In one more experiment, the team tested whether a human HIV drug called 3TC or lamivudine, which blocks the step needed to make more transposable element DNA, could rescue flies without flamenco. It did to a significant extent, allowing many flies lacking flamenco to live past 60 days.

In future experiments, the Helfand lab plans to try other methods of prolonging fly lifespan, for instance by overexpressing components of the piRNA pathway.

The biology of aging

The discovery that the piRNA pathway works in a fully developed, healthy, non-reproductive body tissue and protects health and lifespan is an important finding, Helfand said, but it’s not clear yet how far the discovery can take the biology of aging.

“We are just identifying that it is in this specific tissue, and we’re leaving room for the possibility that it may be in other tissues in the body that are not gonadal and this may also be the case for other animals as well,” Jones said. “It’s possible that this pathway has roles in other somatic tissues.”

It’s also not clear whether the piRNA pathway has similar effects on health in mammals and, in particular, humans.

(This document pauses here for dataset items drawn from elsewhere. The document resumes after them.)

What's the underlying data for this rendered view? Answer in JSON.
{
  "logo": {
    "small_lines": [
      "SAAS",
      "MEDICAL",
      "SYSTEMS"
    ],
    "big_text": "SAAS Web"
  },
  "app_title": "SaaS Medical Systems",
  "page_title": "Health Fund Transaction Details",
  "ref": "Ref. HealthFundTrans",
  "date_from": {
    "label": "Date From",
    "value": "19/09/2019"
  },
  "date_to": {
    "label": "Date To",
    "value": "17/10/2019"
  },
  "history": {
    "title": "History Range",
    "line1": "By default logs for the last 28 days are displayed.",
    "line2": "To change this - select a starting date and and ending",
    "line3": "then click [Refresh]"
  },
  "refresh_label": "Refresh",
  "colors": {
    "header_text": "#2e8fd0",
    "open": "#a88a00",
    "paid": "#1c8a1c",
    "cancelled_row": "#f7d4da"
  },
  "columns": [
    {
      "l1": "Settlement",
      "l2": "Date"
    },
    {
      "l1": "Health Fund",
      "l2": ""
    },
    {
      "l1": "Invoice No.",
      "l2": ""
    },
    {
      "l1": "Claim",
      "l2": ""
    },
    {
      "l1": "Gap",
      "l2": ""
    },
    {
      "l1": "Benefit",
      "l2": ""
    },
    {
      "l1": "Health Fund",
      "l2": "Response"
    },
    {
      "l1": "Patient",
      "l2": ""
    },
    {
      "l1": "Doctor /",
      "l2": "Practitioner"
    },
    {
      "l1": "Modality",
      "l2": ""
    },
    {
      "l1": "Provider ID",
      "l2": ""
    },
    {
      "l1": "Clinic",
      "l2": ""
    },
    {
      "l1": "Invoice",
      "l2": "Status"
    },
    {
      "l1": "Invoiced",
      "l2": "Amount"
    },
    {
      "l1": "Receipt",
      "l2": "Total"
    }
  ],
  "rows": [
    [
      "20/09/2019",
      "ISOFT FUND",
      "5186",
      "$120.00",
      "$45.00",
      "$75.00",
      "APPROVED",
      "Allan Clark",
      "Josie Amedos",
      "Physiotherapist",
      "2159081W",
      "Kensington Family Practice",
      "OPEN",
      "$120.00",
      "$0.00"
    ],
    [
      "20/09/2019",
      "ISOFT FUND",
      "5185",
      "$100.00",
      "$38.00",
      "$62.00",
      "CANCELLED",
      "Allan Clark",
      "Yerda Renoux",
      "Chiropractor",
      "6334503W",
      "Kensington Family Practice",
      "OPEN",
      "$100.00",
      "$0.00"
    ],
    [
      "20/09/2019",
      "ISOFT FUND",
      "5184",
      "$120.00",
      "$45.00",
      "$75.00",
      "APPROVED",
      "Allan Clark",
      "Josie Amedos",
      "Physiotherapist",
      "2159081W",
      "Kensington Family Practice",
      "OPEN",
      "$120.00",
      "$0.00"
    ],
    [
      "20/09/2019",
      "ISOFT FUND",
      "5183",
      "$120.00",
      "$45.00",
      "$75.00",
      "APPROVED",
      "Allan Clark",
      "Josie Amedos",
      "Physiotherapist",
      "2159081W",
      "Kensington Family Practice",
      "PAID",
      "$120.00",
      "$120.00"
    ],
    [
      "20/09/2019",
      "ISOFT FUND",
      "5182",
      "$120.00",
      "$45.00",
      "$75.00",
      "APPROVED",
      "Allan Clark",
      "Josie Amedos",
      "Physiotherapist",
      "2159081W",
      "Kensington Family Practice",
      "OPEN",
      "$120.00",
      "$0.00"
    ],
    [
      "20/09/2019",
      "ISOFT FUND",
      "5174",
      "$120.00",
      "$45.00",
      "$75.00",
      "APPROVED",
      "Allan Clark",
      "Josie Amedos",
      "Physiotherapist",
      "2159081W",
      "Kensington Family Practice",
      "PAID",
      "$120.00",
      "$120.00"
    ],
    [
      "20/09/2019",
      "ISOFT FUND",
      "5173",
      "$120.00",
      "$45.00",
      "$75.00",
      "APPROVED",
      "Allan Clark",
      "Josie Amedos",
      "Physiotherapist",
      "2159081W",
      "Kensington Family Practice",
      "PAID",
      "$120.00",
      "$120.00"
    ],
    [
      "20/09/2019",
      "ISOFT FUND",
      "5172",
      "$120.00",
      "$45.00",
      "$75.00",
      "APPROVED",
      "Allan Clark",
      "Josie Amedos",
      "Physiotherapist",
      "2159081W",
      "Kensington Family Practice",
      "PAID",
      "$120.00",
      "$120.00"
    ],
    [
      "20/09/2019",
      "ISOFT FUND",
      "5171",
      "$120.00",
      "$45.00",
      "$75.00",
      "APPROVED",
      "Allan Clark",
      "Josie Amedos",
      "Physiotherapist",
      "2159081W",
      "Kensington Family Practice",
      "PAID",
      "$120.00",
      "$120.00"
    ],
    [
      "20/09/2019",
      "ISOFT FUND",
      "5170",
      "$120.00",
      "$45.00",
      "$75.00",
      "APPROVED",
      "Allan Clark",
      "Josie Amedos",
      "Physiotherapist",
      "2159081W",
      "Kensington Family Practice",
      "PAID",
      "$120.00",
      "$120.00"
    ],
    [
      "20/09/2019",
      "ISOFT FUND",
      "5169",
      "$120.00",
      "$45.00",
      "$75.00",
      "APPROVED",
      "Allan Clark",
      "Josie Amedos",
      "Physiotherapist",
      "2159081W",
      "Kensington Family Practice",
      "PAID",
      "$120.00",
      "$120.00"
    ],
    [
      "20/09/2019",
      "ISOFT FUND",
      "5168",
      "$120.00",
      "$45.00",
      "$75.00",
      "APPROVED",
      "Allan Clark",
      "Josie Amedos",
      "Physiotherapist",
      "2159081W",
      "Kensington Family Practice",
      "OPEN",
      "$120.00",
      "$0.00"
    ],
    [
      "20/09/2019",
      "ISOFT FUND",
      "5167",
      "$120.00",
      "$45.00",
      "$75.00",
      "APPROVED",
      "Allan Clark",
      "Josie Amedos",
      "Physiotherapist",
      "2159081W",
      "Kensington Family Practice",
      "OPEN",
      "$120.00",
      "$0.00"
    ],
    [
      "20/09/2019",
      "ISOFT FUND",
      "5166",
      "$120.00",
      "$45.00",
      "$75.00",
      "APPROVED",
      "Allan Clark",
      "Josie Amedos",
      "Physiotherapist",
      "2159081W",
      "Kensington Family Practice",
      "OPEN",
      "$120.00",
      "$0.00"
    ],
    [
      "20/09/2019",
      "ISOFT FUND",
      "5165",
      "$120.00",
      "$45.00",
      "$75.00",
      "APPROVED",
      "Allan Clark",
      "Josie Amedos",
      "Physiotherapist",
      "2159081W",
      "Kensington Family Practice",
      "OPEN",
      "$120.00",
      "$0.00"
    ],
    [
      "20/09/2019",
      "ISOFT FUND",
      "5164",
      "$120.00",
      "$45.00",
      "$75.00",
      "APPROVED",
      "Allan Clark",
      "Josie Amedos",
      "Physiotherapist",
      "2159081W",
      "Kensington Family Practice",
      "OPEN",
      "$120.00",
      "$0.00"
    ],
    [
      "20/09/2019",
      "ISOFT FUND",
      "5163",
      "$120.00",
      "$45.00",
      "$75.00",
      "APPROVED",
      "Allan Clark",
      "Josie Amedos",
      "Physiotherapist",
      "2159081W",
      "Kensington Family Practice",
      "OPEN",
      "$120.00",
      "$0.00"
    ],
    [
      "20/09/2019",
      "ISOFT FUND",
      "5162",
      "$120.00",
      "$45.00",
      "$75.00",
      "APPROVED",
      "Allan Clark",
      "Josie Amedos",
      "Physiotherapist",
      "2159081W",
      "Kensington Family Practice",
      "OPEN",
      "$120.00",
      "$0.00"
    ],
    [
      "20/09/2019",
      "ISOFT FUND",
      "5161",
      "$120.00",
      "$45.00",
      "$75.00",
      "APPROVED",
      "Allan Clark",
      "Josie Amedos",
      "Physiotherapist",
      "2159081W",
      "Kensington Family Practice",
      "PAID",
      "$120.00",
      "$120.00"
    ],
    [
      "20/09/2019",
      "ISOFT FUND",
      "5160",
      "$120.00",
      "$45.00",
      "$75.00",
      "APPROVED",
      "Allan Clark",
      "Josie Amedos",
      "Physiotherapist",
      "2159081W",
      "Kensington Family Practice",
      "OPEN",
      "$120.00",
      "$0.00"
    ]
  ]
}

But in recent years Helfand and colleagues at Brown have published several papers using a variety of models, including human cells, that together strongly associate aging, increased TE activity, poor health and decreased longevity. The findings have led them to posit a “transposon theory of aging.”

Now with a $9.6 million federal grant awarded earlier this year, Helfand’s close colleague John Sedivy, professor of biology, is leading a three-year, multi-institution effort to test the theory and to determine if interventions are possible.

In addition to Jones and Helfand, the new study’s other authors are Jason Wood, Chengyi Chang, Austin Tam, Michael Franklin and Emily Siegel.

The National Institutes of Health and a Glenn/American Federation of Aging Research Breakthroughs in Gerontology Award funded the study.